SUKABUMIUPDATE.com - Ketua BEM UGM UGM Gielbran Muhammad Noor yang memimpin aksi kritik terhadap pemerintahan Presiden Joko Widodo atau Jokowi mengaku mendapatkan intimidasi.
Diketahui, sebelumnya BEM UGM pada 8 Desember menggelar aksi mimbar bebas yang disertai pemasangan baliho besar bergambar Presiden Jokowi dengan judul 'Jokowi Alumnus Paling Memalukan' yang dipasang di Bundaran UGM.
Seperti dilansir tempoo.co, Gielbran mengatakan bahwa yang paling keras yaitu bentuk intimidasi dimana ada oknum mengaku intel datang ke fakultas. Intel tersebut datang ke dekanat untuk meminta biodata diri dirinya. Ia juga menyebut keluarganya terkena doxing.
Selain itu, terdapat pula penyebaran selebaran poster yang mencemarkan nama baik Gielbran dengan narasi bahwa aksinya dikendalikan oleh kepentingan politik.
Poster tersebut beredar di daerah Kabupaten Sleman dan menyatakan bahwa orang tua Gielbran merupakan calon legislatif atau caleg dari partai politik yang berseberangan dengan pemerintahan Jokowi. Gielbran menegaskan bahwa orang tuanya tidak memiliki afiliasi dengan partai politik manapun, dan ia memilih untuk merespons isu tersebut dengan sikap santai terhadap serangan anonim tersebut.
Baca Juga: Berlibur Tahun Baru di Geopark Ciletuh Sukabumi, Perhatikan Hal-hal Penting Ini
"Kami sayangkan aksi aksi intimidasi seperti itu. Intimidasi itu tidak akan membuat kami takut bersuara," kata Gielbran.
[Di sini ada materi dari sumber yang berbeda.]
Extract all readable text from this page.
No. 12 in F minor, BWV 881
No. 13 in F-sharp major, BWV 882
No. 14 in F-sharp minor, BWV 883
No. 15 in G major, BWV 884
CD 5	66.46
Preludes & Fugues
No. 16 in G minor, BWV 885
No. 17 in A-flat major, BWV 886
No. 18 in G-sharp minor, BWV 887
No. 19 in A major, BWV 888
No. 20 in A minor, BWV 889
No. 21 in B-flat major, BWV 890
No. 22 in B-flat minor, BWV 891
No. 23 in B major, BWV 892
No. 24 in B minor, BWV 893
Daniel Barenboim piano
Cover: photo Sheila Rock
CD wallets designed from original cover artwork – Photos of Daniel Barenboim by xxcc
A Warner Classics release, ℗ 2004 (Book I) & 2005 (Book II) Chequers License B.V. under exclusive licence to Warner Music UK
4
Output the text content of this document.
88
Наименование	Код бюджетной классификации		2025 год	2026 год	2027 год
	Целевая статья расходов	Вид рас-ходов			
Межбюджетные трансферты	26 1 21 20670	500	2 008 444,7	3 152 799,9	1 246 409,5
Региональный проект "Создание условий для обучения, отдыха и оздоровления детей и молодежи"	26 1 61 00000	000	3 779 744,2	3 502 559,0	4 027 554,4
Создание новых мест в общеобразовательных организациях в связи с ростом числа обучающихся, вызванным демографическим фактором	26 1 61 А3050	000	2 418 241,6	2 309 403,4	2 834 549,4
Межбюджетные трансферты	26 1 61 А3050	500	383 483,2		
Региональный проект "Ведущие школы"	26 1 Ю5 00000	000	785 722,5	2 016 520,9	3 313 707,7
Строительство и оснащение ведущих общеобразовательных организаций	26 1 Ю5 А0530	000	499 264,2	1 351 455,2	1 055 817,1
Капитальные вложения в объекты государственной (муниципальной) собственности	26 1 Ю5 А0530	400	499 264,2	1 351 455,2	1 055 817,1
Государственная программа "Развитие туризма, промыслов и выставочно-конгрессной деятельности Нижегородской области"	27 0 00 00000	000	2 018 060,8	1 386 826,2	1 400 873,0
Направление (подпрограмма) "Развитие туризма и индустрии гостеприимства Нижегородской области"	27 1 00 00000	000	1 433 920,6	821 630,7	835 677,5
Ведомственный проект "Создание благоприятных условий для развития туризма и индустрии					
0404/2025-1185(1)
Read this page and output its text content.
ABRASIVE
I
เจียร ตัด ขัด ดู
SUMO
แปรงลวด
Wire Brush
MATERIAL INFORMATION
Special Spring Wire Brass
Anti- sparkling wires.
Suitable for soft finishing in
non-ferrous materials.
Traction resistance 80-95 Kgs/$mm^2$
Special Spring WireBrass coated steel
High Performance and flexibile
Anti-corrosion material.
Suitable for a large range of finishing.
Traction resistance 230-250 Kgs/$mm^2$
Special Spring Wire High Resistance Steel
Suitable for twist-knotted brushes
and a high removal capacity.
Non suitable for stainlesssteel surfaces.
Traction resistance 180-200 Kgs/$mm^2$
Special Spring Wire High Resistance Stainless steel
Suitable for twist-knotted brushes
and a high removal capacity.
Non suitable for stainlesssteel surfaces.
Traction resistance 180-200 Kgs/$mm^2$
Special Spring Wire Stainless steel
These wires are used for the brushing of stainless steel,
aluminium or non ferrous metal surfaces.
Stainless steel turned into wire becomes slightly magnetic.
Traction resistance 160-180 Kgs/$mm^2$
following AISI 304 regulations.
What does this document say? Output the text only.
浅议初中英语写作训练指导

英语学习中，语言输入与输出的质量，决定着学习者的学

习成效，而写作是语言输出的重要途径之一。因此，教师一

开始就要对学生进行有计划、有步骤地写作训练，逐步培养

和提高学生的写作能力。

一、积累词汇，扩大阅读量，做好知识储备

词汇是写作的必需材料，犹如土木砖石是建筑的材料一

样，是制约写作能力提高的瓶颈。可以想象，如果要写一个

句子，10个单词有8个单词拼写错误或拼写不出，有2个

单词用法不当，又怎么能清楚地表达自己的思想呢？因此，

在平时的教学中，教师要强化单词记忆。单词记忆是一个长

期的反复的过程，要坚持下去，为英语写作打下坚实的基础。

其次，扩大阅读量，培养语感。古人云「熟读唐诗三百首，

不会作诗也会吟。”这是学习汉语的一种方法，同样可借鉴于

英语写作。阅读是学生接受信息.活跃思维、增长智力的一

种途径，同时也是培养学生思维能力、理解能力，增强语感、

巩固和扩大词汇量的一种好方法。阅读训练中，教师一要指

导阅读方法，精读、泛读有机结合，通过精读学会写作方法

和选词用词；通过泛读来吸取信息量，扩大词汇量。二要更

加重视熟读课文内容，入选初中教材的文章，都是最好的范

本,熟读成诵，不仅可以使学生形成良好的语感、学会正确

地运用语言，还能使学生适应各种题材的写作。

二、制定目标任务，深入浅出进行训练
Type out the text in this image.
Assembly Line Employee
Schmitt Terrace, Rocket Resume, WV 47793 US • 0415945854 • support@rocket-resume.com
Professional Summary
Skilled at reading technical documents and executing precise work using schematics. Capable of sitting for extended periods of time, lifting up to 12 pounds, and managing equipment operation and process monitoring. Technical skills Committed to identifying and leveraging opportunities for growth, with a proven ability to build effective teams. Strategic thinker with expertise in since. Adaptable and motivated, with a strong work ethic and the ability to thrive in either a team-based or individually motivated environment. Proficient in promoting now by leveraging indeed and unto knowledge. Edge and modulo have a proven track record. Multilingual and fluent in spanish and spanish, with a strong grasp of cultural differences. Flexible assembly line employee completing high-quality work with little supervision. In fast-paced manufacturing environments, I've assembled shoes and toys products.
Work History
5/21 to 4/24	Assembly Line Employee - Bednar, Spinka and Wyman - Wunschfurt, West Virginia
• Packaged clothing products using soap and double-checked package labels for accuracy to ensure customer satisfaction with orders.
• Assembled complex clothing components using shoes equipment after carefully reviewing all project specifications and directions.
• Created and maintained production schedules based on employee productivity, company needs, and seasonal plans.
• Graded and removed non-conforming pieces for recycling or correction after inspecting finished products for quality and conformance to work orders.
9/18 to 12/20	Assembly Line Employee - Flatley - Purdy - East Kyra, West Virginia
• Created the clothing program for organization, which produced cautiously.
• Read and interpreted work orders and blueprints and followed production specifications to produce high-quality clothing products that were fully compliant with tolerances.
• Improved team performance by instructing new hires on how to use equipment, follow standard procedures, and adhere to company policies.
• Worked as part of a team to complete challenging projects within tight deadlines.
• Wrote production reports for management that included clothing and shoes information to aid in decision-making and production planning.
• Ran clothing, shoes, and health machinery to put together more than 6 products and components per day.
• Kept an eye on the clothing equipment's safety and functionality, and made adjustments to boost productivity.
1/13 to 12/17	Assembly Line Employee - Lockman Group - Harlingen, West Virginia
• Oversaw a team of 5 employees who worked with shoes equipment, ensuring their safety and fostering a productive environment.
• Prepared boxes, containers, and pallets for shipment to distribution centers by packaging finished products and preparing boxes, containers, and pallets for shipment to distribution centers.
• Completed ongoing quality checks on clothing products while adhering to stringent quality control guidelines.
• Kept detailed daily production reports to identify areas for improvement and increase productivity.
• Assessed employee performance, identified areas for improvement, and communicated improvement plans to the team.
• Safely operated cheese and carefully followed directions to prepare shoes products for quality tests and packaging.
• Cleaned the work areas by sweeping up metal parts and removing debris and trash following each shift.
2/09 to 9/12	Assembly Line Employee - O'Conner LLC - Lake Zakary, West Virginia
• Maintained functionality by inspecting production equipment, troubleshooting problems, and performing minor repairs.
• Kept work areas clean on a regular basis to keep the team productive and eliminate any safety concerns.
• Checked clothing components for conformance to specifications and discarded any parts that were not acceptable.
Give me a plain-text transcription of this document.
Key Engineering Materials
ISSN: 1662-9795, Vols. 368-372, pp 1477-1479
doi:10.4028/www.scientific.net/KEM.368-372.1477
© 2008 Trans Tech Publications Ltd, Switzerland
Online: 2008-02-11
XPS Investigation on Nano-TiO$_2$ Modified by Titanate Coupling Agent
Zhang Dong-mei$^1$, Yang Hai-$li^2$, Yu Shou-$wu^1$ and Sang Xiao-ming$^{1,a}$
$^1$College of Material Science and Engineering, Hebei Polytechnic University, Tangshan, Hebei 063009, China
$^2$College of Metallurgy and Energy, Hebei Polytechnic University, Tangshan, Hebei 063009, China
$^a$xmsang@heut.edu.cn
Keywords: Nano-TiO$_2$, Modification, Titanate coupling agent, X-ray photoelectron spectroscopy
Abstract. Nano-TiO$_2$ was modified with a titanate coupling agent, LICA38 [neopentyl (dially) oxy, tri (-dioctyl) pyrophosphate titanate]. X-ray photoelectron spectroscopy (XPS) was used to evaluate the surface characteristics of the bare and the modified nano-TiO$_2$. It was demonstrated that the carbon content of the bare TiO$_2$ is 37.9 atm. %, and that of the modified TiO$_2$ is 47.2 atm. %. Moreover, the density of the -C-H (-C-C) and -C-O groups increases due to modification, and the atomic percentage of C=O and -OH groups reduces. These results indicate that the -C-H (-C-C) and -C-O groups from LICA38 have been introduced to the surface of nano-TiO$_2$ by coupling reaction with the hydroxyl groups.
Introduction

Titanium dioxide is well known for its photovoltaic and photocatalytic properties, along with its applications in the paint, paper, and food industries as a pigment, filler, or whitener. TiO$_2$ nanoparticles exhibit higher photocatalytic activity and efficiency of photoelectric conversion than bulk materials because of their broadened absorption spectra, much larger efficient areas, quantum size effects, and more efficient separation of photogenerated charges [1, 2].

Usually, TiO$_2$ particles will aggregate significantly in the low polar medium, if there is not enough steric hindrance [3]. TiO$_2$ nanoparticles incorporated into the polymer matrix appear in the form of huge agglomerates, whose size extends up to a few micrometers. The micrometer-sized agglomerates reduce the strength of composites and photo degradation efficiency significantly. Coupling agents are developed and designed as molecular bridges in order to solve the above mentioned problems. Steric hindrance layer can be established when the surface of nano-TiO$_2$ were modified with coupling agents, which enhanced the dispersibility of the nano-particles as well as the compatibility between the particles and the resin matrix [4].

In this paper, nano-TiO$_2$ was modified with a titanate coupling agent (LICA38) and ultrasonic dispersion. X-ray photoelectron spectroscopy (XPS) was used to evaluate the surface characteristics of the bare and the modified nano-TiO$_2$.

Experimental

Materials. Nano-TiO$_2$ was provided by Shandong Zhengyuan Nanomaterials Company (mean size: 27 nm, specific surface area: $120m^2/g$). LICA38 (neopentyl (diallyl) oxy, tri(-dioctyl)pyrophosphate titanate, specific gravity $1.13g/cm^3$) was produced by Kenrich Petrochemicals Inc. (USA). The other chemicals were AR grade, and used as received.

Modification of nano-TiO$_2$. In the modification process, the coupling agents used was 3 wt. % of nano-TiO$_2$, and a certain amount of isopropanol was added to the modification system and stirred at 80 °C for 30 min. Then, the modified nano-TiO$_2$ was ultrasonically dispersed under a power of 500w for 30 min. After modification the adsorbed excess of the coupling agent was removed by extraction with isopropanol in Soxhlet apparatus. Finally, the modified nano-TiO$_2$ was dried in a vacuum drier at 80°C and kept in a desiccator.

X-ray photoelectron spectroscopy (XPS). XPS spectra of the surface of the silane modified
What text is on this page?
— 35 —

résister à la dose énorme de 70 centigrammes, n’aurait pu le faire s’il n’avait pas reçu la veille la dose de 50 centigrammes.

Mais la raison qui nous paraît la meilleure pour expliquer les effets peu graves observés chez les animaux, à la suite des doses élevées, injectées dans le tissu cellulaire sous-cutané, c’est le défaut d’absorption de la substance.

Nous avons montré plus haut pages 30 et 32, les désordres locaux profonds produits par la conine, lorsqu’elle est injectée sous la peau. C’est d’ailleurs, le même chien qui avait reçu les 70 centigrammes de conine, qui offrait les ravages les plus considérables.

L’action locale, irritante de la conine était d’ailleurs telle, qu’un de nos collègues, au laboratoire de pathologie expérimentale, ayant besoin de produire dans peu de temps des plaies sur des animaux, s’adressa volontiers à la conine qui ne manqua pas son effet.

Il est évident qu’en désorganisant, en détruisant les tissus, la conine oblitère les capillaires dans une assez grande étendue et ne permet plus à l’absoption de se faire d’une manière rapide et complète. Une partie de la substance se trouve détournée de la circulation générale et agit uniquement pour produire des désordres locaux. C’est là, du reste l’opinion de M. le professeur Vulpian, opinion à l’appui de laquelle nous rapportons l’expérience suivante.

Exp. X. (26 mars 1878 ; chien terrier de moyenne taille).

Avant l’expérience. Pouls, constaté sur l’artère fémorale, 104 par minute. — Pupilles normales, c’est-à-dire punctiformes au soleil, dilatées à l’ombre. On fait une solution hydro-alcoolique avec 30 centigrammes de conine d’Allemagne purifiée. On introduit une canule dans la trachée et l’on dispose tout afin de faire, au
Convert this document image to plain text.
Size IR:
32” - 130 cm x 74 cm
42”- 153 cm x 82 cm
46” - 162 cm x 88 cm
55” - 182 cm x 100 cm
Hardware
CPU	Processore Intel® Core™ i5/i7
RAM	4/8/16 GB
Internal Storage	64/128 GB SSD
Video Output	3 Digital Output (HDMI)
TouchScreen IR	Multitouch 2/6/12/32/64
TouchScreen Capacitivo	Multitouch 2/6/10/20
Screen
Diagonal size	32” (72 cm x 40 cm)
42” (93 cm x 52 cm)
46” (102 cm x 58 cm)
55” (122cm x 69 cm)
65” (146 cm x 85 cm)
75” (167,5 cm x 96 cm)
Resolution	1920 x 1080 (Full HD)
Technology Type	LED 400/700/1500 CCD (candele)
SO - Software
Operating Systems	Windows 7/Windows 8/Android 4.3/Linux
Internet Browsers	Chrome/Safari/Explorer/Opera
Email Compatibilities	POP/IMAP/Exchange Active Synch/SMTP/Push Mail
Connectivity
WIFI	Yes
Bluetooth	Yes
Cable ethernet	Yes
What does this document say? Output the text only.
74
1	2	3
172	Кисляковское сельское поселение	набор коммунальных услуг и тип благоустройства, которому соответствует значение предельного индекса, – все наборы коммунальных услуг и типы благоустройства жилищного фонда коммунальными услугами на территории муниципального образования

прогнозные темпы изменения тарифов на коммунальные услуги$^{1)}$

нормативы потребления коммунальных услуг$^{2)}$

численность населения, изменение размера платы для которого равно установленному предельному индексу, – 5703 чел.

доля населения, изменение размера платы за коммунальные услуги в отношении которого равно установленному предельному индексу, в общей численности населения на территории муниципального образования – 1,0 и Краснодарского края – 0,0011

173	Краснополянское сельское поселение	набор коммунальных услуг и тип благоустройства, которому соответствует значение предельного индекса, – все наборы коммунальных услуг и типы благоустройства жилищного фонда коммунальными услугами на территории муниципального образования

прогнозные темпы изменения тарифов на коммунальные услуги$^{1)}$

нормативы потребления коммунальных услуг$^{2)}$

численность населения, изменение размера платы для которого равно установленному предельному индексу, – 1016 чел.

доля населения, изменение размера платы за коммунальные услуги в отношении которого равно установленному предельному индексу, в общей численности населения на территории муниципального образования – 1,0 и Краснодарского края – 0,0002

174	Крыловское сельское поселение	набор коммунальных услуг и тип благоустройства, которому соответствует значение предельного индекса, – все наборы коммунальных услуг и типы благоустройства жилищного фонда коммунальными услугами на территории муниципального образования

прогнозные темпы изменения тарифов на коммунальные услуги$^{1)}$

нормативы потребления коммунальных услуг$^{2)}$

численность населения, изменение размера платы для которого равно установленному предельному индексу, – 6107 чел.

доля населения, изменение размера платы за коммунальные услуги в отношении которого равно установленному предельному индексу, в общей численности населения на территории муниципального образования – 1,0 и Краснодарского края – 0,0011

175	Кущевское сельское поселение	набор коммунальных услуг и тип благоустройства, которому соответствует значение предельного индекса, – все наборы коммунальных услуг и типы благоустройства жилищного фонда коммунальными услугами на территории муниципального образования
Meskipun menghadapi intimidasi, Gielbran menyatakan bahwa ia menerima dukungan moral yang signifikan dari berbagai pihak, terutama dari mahasiswa dan dosen di UGM.
Ia menjelaskan bahwa setiap aksi yang dilakukan bersama BEM UGM merupakan bagian dari gerakan murni untuk mengkritisi kepemimpinan Presiden Jokowi yang dianggap semakin menyimpang.
Beberapa isu yang menjadi sorotan melibatkan putusan kontroversial di Mahkamah Konstitusi mengenai batas usia calon presiden-wakil presiden, pelemahan lembaga Komisi Pemberantasan Korupsi (KPK), dan kebijakan yang dianggap tidak pro rakyat, seperti Undang-undang Cipta Kerja.
Gielbran menegaskan bahwa gerakan ini bertujuan untuk memicu kesadaran dan objektivitas mahasiswa terhadap persoalan yang tengah terjadi di Indonesia. "Gerakan yang kami lakukan untuk memantik gerakan-gerakan mahasiswa lain agar lebih peka dan objektif melihat persoalan yang sedang terjadi di negara ini," kata Gielbran.